Audrey wasn’t sure this was a good idea.

Yolanda, being the more astute in these things, had stridently suggested it and Audrey, being the more malleable in everything, had agreed nervously to give it a try. Anything was, after all, better than wallowing in the self-absorbed pity she found herself swimming through now her mother had decided to leave the family behind to be with her truck-driver lover who, she’d said laughingly, was in it for the long haul.

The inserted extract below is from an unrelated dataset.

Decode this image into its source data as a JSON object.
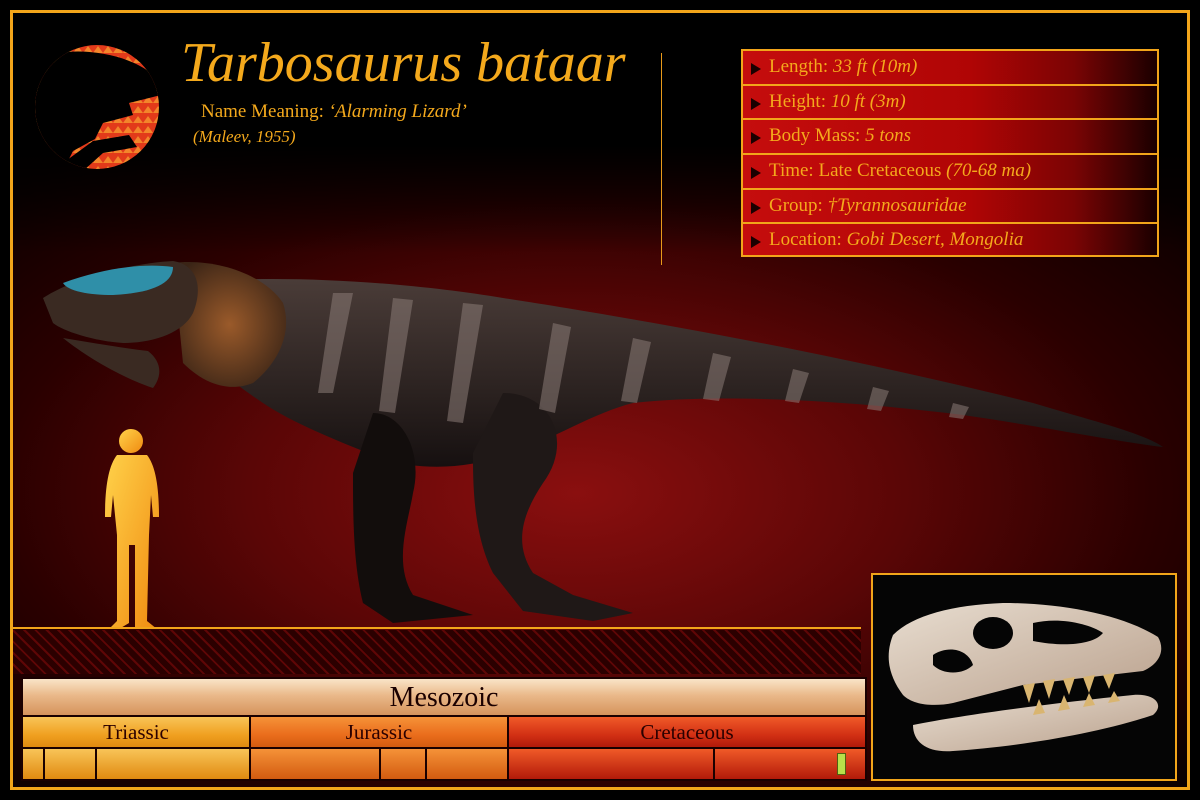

The room ahead of Audrey felt like a dark tunnel to oblivion. Yolanda was running late, which was typical, and the people before her were huddled together speaking in indecipherable code, which was typical, and Audrey wanted the floor to swallow her up. Which was typical.

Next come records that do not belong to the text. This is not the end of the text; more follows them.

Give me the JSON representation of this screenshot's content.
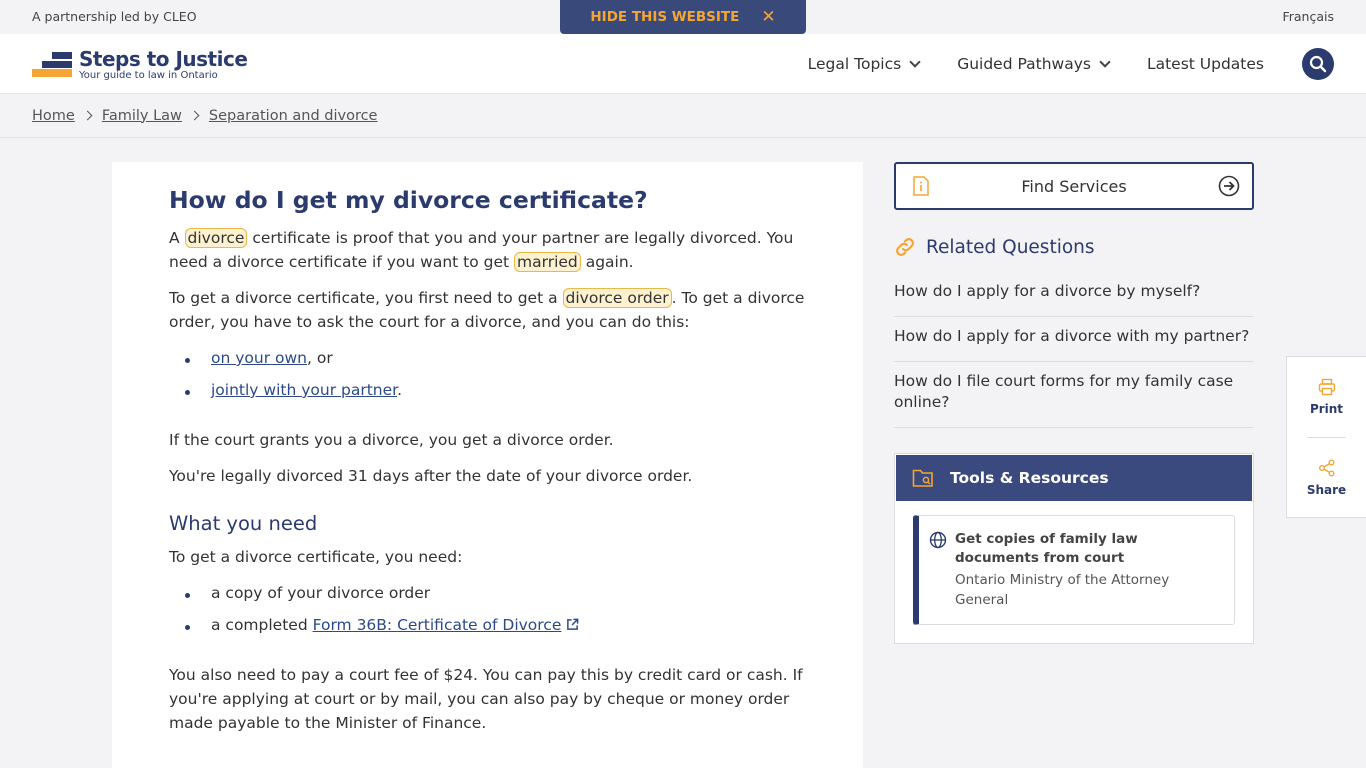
{
  "topbar": {
    "partnership": "A partnership led by CLEO",
    "hide_label": "HIDE THIS WEBSITE",
    "language": "Français"
  },
  "header": {
    "logo_title": "Steps to Justice",
    "logo_subtitle": "Your guide to law in Ontario",
    "nav": [
      {
        "label": "Legal Topics"
      },
      {
        "label": "Guided Pathways"
      },
      {
        "label": "Latest Updates"
      }
    ]
  },
  "breadcrumb": [
    "Home",
    "Family Law",
    "Separation and divorce"
  ],
  "article": {
    "title": "How do I get my divorce certificate?",
    "p1_a": "A ",
    "p1_term1": "divorce",
    "p1_b": " certificate is proof that you and your partner are legally divorced. You need a divorce certificate if you want to get ",
    "p1_term2": "married",
    "p1_c": " again.",
    "p2_a": "To get a divorce certificate, you first need to get a ",
    "p2_term": "divorce order",
    "p2_b": ". To get a divorce order, you have to ask the court for a divorce, and you can do this:",
    "list1": [
      {
        "link": "on your own",
        "after": ", or"
      },
      {
        "link": "jointly with your partner",
        "after": "."
      }
    ],
    "p3": "If the court grants you a divorce, you get a divorce order.",
    "p4": "You're legally divorced 31 days after the date of your divorce order.",
    "h2": "What you need",
    "p5": "To get a divorce certificate, you need:",
    "list2_item1": "a copy of your divorce order",
    "list2_item2_prefix": "a completed ",
    "list2_item2_link": "Form 36B: Certificate of Divorce",
    "p6": "You also need to pay a court fee of $24. You can pay this by credit card or cash. If you're applying at court or by mail, you can also pay by cheque or money order made payable to the Minister of Finance."
  },
  "sidebar": {
    "find_services": "Find Services",
    "related_title": "Related Questions",
    "related": [
      "How do I apply for a divorce by myself?",
      "How do I apply for a divorce with my partner?",
      "How do I file court forms for my family case online?"
    ],
    "tools_title": "Tools & Resources",
    "resource_title": "Get copies of family law documents from court",
    "resource_source": "Ontario Ministry of the Attorney General"
  },
  "share_panel": {
    "print": "Print",
    "share": "Share"
  },
  "colors": {
    "brand_navy": "#2c3b6e",
    "accent_orange": "#f5a533",
    "highlight_bg": "#fdf1cf"
  }
}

“Are you Yolanda or Audrey?”

The voice snapped her from her terror. “Audrey,” she confessed, as if the cheery woman beside her had already figured out she didn’t belong.

“Come in, then,” the woman smiled, taking Audrey’s arm and leading her into the hall. All chatter stopped. “This is Audrey,” she shouted authoritatively and, turning to find Yolanda had arrived, added, “and this is Yolanda. I’m Shirley!” she told the girls as if they were deaf. “Welcome to Ballistone Dance Lessons for Teenagers.”

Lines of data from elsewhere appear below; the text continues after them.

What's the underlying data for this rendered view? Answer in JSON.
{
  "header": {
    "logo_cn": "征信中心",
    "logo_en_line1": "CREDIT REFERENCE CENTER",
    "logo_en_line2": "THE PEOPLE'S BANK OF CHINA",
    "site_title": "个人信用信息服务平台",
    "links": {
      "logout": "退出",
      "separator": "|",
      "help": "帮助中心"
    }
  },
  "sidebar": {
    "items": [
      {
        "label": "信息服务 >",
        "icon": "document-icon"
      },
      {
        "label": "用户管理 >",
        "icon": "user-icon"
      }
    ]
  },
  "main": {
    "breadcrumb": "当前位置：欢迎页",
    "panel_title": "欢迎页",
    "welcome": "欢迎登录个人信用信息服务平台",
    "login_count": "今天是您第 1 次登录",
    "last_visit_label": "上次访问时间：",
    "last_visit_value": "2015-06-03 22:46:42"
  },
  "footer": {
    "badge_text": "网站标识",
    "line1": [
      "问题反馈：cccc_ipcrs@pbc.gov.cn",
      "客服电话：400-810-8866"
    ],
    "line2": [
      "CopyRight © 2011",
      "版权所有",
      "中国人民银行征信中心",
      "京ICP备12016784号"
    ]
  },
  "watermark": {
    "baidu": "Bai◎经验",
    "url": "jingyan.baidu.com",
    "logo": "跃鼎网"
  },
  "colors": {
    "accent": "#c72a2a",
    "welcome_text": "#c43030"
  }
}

Yolanda swept her gaze across the teens before her. “Hi. From both of us.”

Audrey felt sick. There probably weren’t enough boys. She’d end up dancing with Yolanda or, worse, another girl she didn’t know. She wanted to run, now, out, gone, before the embarrassment engulfed her.

“We needed more girls,” Shirley said. “And here are two fine looking ones!”

Several boys nodded enthusiastically.

Audrey’s pathetically furtive glance around the room ceased with a dramatic intake of breath. In one corner stood a boy with his arm around a tall lithe girl with long blonde hair. His relaxed smile pierced Audrey’s fragile heart.

Shirley appeared with a lank-haired youth. “Here’s your first partner, Audrey.”

Audrey allowed her hand to be taken. During the next hour she was handed from boy to boy until finally the boy with the relaxed smile stood beside her. She was sure he could hear her pounding heart and feel the tremor in her hand, but the truth was he paid her no attention at all. At the end of the song he dropped her hand, and Audrey stumbled like a plug pulled from its socket.

“Wanna come over tonight?” Yolanda asked behind her.

“Have to finish an assignment,” Audrey gulped.

“What assignment?” asked Yolanda, puzzled.

But Audrey was gone. She dashed home and wrote a very long story about a girl who meets the love of her life at a teenage dance school.